Accusing Moscow of fomenting the unrest, Ukrainian President Oleksandr Turchynov said in a televised address that such a "large-scale anti-terrorist operation" would ensure Russia did not "repeat the Crimean scenario in Ukraine's east." Turchynov pledged to offer amnesty to anyone surrendering their weapons by Monday morning.

Reliance on the military is a response that hints at concerns over the reliability of the police, who have often proven unable or unwilling to repel pro-Russian gunmen and other Moscow loyalists from seizing key state facilities. With tens of thousands of Russian troops massed along Ukraine's eastern border, there are fears that Moscow might use unrest in the mainly Russian-speaking region as a pretext for an invasion.

Speaking late Sunday on Russian state television, ousted president Viktor Yanukovych accused the CIA of being behind the new government's decision to turn to force, a claim the CIA denied as "completely false."

Yanukovych claimed that CIA director John Brennan met with Ukraine's new leadership and "in fact sanctioned the use of weapons and provoked bloodshed."

CIA spokesman Dean Boyd said that while the agency doesn't comment on Brennan's travel itinerary, the "claim that director Brennan encouraged Ukrainian authorities to conduct tactical operations inside Ukraine is completely false."

Ukraine now has "one foot into a civil war," Yanukovych declared, flanked by his former prosecutor general and interior minister, the two associates most despised by the protesters whose monthslong demonstrations were ignited by Yanukovych's decision to back away from closer relations with the European Union and turn toward Russia. Yanukovych fled to Russia in February, saying he feared for his life.

Earlier Sunday, Ukrainian special forces exchanged gunfire with a pro-Russia militia outside the eastern city of Slovyansk - the first reported gunbattle in the east, where armed pro-Russian men have seized a number of key government buildings to press their demands for referendums on autonomy and possible annexation by Russia, following the pattern set by the vote in Crimea last month. A Ukrainian security officer was killed and at least two others wounded.

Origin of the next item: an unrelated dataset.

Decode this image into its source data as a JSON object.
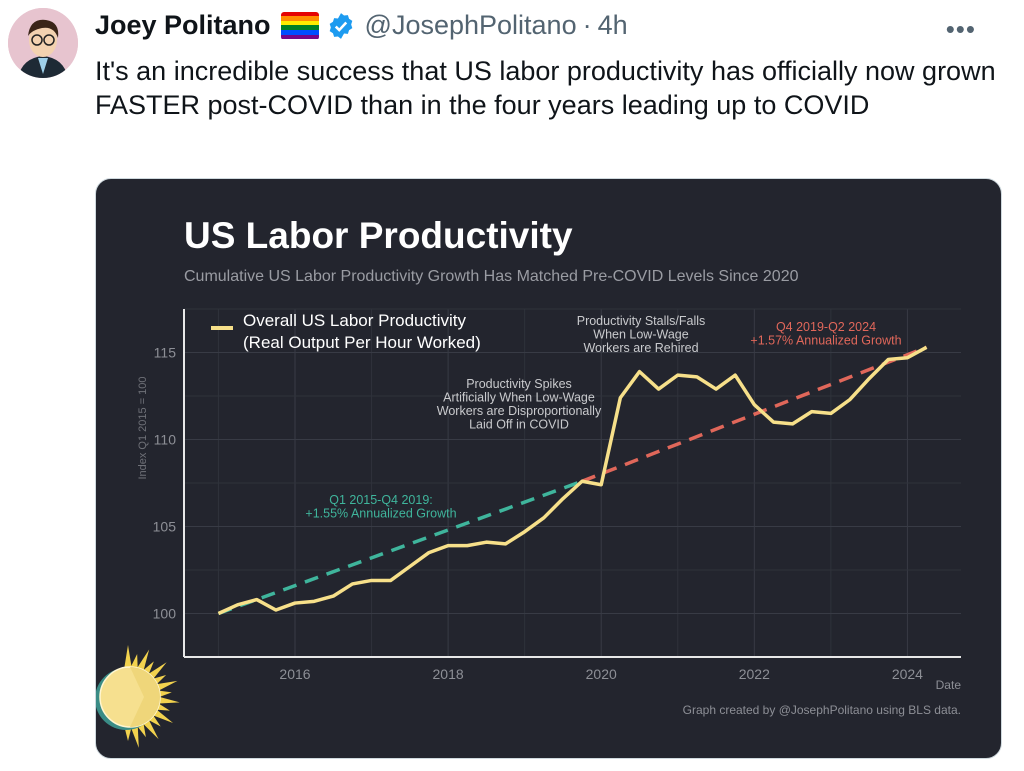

Calling such attacks a "Russian aggression," Interior Minister Arsen Avakov said in a Facebook post Sunday that special forces of up to 12,000 people will be drawn from volunteers who will be tasked with resisting attacks from pro-Russian forces in their local areas.

Russia's Foreign Ministry was quick to dismiss Turchynov's decree as "criminal" and accused Ukrainian officials of using radical neo-Nazi forces.

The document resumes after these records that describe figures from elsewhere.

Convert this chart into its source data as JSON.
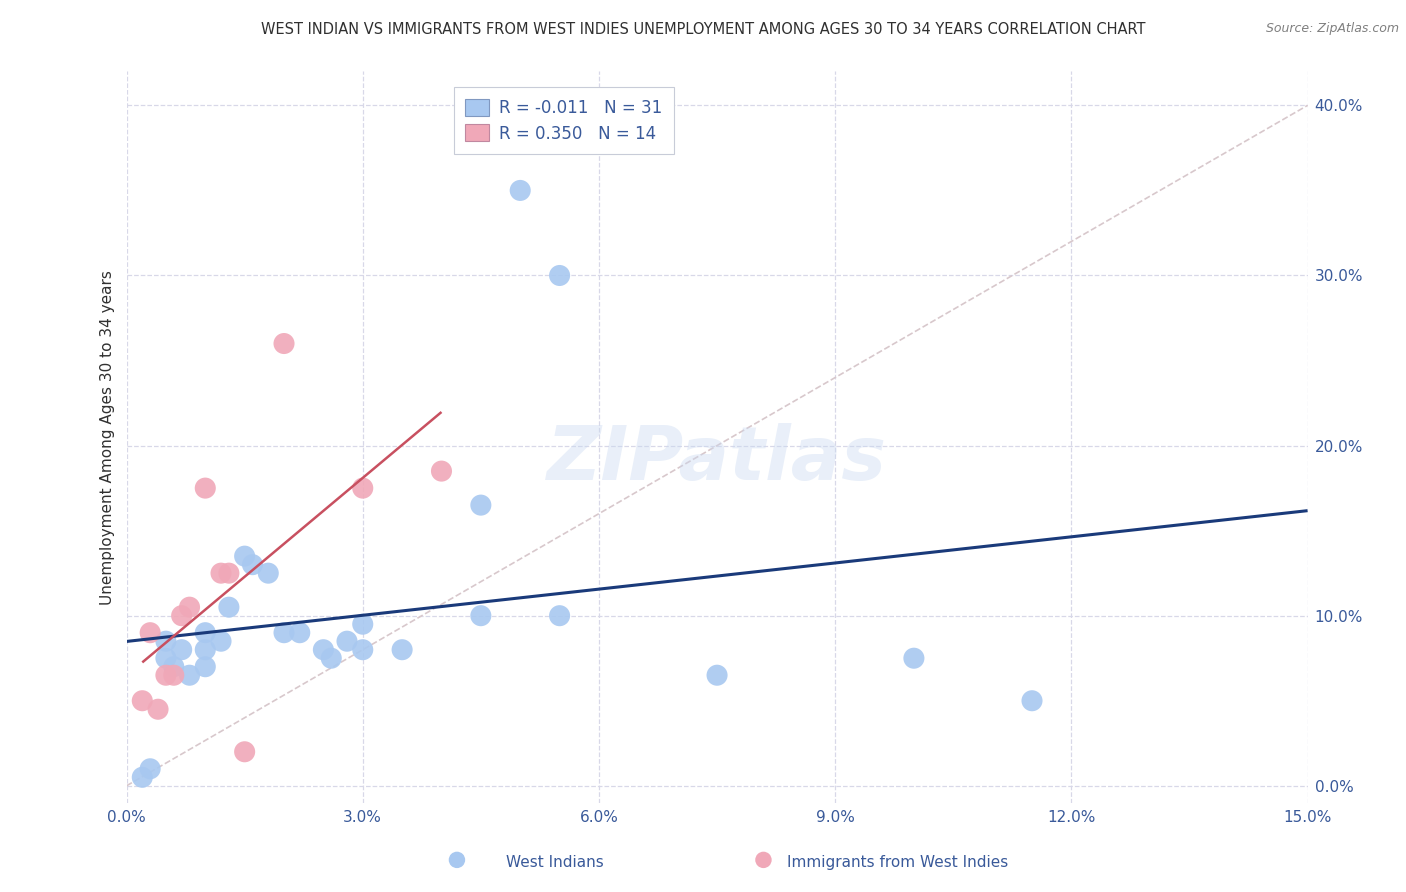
{
  "title": "WEST INDIAN VS IMMIGRANTS FROM WEST INDIES UNEMPLOYMENT AMONG AGES 30 TO 34 YEARS CORRELATION CHART",
  "source": "Source: ZipAtlas.com",
  "ylabel_label": "Unemployment Among Ages 30 to 34 years",
  "xlim": [
    0.0,
    15.0
  ],
  "ylim": [
    -1.0,
    42.0
  ],
  "xtick_vals": [
    0.0,
    3.0,
    6.0,
    9.0,
    12.0,
    15.0
  ],
  "ytick_vals": [
    0.0,
    10.0,
    20.0,
    30.0,
    40.0
  ],
  "watermark_text": "ZIPatlas",
  "legend_blue_r": "-0.011",
  "legend_blue_n": "31",
  "legend_pink_r": "0.350",
  "legend_pink_n": "14",
  "blue_color": "#a8c8f0",
  "pink_color": "#f0a8b8",
  "blue_line_color": "#1a3a7a",
  "pink_line_color": "#c85060",
  "diag_line_color": "#d8c8cc",
  "blue_scatter": [
    [
      0.2,
      0.5
    ],
    [
      0.3,
      1.0
    ],
    [
      0.5,
      7.5
    ],
    [
      0.5,
      8.5
    ],
    [
      0.6,
      7.0
    ],
    [
      0.7,
      8.0
    ],
    [
      0.8,
      6.5
    ],
    [
      1.0,
      7.0
    ],
    [
      1.0,
      9.0
    ],
    [
      1.0,
      8.0
    ],
    [
      1.2,
      8.5
    ],
    [
      1.3,
      10.5
    ],
    [
      1.5,
      13.5
    ],
    [
      1.6,
      13.0
    ],
    [
      1.8,
      12.5
    ],
    [
      2.0,
      9.0
    ],
    [
      2.2,
      9.0
    ],
    [
      2.5,
      8.0
    ],
    [
      2.6,
      7.5
    ],
    [
      2.8,
      8.5
    ],
    [
      3.0,
      9.5
    ],
    [
      3.0,
      8.0
    ],
    [
      3.5,
      8.0
    ],
    [
      4.5,
      16.5
    ],
    [
      4.5,
      10.0
    ],
    [
      5.0,
      35.0
    ],
    [
      5.5,
      30.0
    ],
    [
      5.5,
      10.0
    ],
    [
      7.5,
      6.5
    ],
    [
      10.0,
      7.5
    ],
    [
      11.5,
      5.0
    ]
  ],
  "pink_scatter": [
    [
      0.2,
      5.0
    ],
    [
      0.3,
      9.0
    ],
    [
      0.5,
      6.5
    ],
    [
      0.6,
      6.5
    ],
    [
      0.7,
      10.0
    ],
    [
      0.8,
      10.5
    ],
    [
      1.0,
      17.5
    ],
    [
      1.2,
      12.5
    ],
    [
      1.3,
      12.5
    ],
    [
      1.5,
      2.0
    ],
    [
      2.0,
      26.0
    ],
    [
      3.0,
      17.5
    ],
    [
      4.0,
      18.5
    ],
    [
      0.4,
      4.5
    ]
  ],
  "background_color": "#ffffff",
  "grid_color": "#d8d8e8",
  "title_color": "#303030",
  "source_color": "#808080",
  "axis_color": "#3a5a9a",
  "legend_r_blue": "#2060c0",
  "legend_r_pink": "#c04060",
  "legend_n_color": "#2060c0"
}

In an emergency session of the U.N. Security Council late Sunday, Russian Ambassador Vitaly Churkin denied claims that Moscow was behind the violence.

"It is the West that will determine the opportunity to avoid civil war in Ukraine. Some people, including in this chamber, do not want to see the real reasons for what is happening in Ukraine and are constantly seeing the hand of Moscow in what is going on," Churkin said.

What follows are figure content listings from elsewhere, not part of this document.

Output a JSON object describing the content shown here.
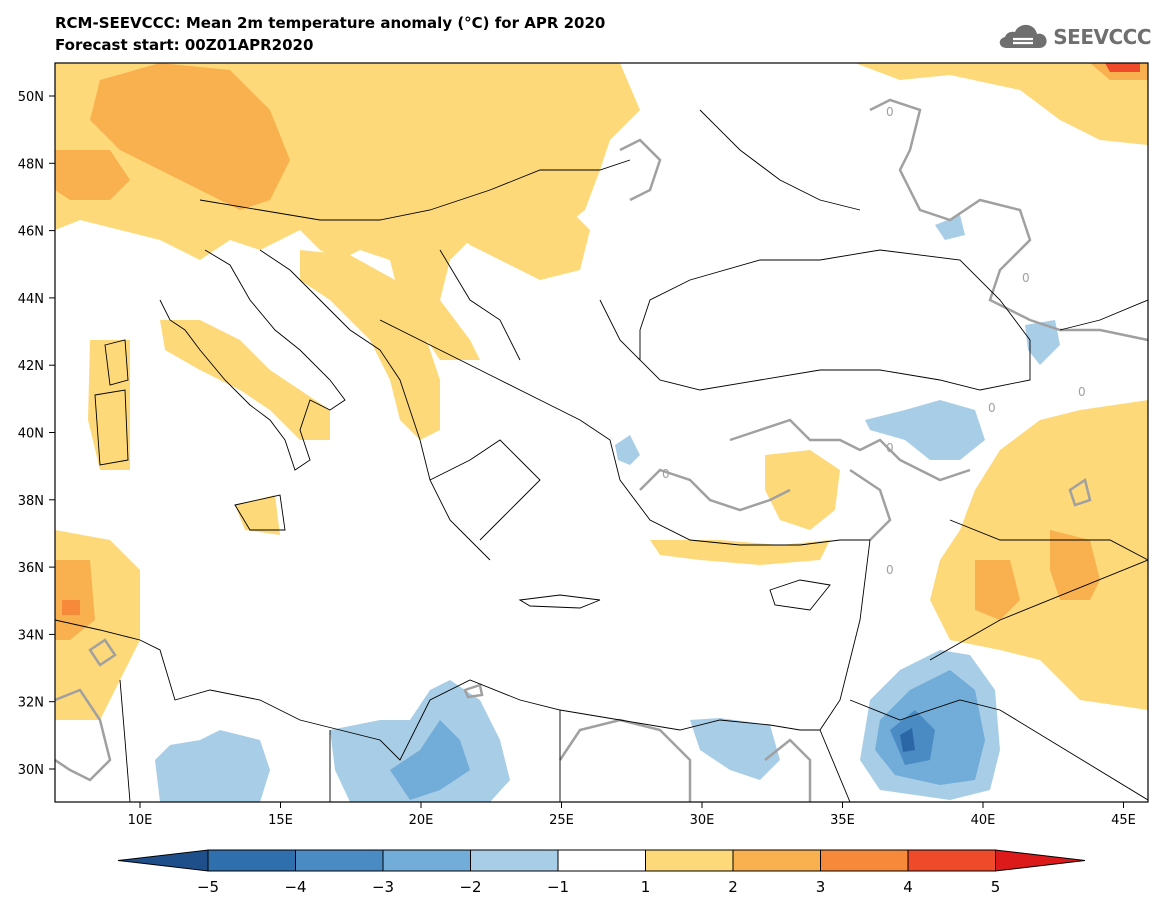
{
  "header": {
    "title": "RCM-SEEVCCC: Mean 2m temperature anomaly (°C) for APR 2020",
    "subtitle": "Forecast start: 00Z01APR2020",
    "logo_text": "SEEVCCC"
  },
  "map": {
    "lon_ticks": [
      "10E",
      "15E",
      "20E",
      "25E",
      "30E",
      "35E",
      "40E",
      "45E"
    ],
    "lat_ticks": [
      "50N",
      "48N",
      "46N",
      "44N",
      "42N",
      "40N",
      "38N",
      "36N",
      "34N",
      "32N",
      "30N"
    ],
    "contour_label": "0",
    "colors": {
      "anom_minus5_minus4": "#2b66a6",
      "anom_minus4_minus3": "#4a8bc4",
      "anom_minus3_minus2": "#72acd8",
      "anom_minus2_minus1": "#a8cde6",
      "anom_1_2": "#fdd97a",
      "anom_2_3": "#f9b04e",
      "anom_3_4": "#f6893a",
      "anom_4_5": "#ef4a2a",
      "contour": "#a0a0a0",
      "borders": "#000000"
    }
  },
  "colorbar": {
    "labels": [
      "-5",
      "-4",
      "-3",
      "-2",
      "-1",
      "1",
      "2",
      "3",
      "4",
      "5"
    ],
    "colors": [
      "#1f4f8a",
      "#2f6fae",
      "#4a8bc4",
      "#72acd8",
      "#a8cde6",
      "#ffffff",
      "#fdd97a",
      "#f9b04e",
      "#f6893a",
      "#ef4a2a",
      "#dd1a1a"
    ]
  }
}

In response, U.S. Ambassador Samantha Power said, "These are not protests, these are professional military operations."

Unrest has spread to several municipalities in eastern Ukraine, including the major industrial city of Donetsk, which has a large Russian-speaking population and was the support base for Yanukovych. Ethnic Russians in Ukraine's east widely fear that the new pro-Western Ukrainian government will suppress them.

Several town halls and other government buildings were occupied by crowds of supporters of the referendum drive to give eastern regions wide powers of autonomy.

A police station and the local security services headquarters in Slovyansk, some 90 miles (150 kilometers) west of the Russian border, were the latest to fall to storming Saturday by well-armed and effectively coordinated militia. Both were still in the hands of gunmen Sunday, despite a government drive to retake them.

The police station was surrounded by a reinforced line of barricades, but there was a less noticeable presence of the automatic rifle-toting pro-Russian gunmen of the day before. Hundreds of residents beyond the barricades sang songs and shouted in support of the men seizing the building.